Reflecting a wide range of historical fields, “Nunca Mais” analyzes the impact of Bolsonaro’s alarming rhetoric and what his proposed policies will mean for the environment, social movements, and the disenfranchised, in addition to the millions of Brazilians who voted for him. Our panel explores the multifaceted historical landscape that undergirds support for and opposition to Bolsonaro, with Brazil’s military dictatorship, which spanned two decades from 1964 to 1985, as its centerpiece. How could a nation whose activists declared they would “never again” let Brazil return to authoritarian rule elect someone as president who held one of the nation’s darkest periods of the twentieth century in high esteem? How can we as historians contextualize Bolsonaro’s rise to power and support for far-right politics in Brazil and around the world? Finally, at the center of our panel discussion, is perhaps a much more fundamental question: What role do we have, as those who study the past, in struggles against articulations of fascism in the present?

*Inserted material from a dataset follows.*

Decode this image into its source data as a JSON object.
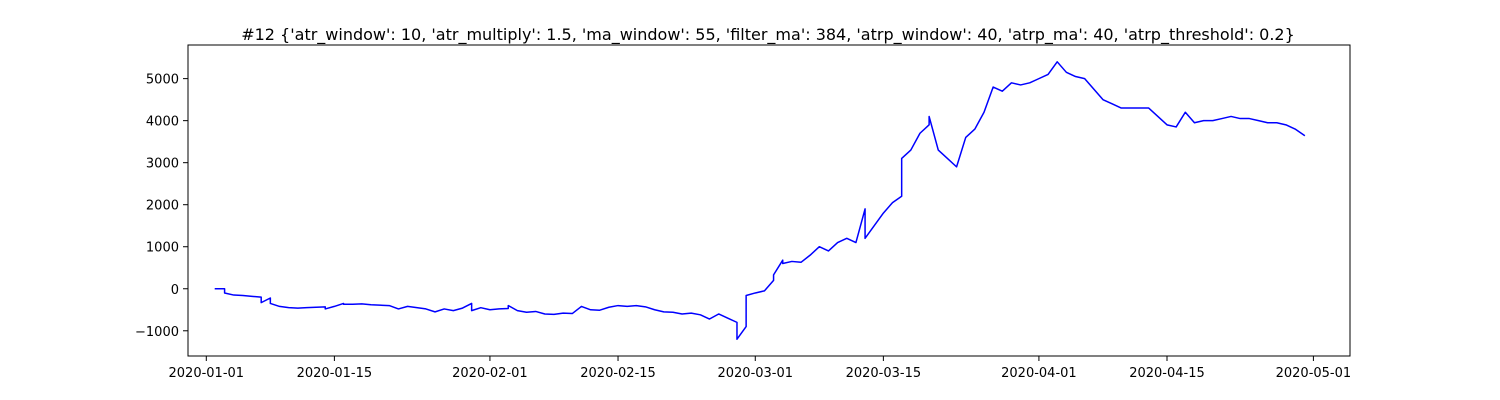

“Nunca Mais” addresses these and several other concerns through our mixed format session that combines short presentations, commentary, and a roundtable discussion about what each of us recognizes as a dialogue between Brazil’s past and present. In hopes of better contextualizing the contours of the election of Bolsonaro, who seeks to eradicate access to historical knowledge in Brazil, and informing an audience beyond Brazilianists of the nation's connection to larger global moves toward the right, we engage several aspects of our respective research. More specifically, we consider the role of torture and violence during the dictatorship and its reemergence in Bolsonaro’s rhetoric and policy, the continuum of resistance by marginalized groups between the nominal end of the dictatorship and the present, the long-term social impact of right-wing water use policy and the intensification of environmental destruction under a Bolsonaro presidency, and the significance of political education among Brazilians living abroad that builds upon longterm activist methodologies.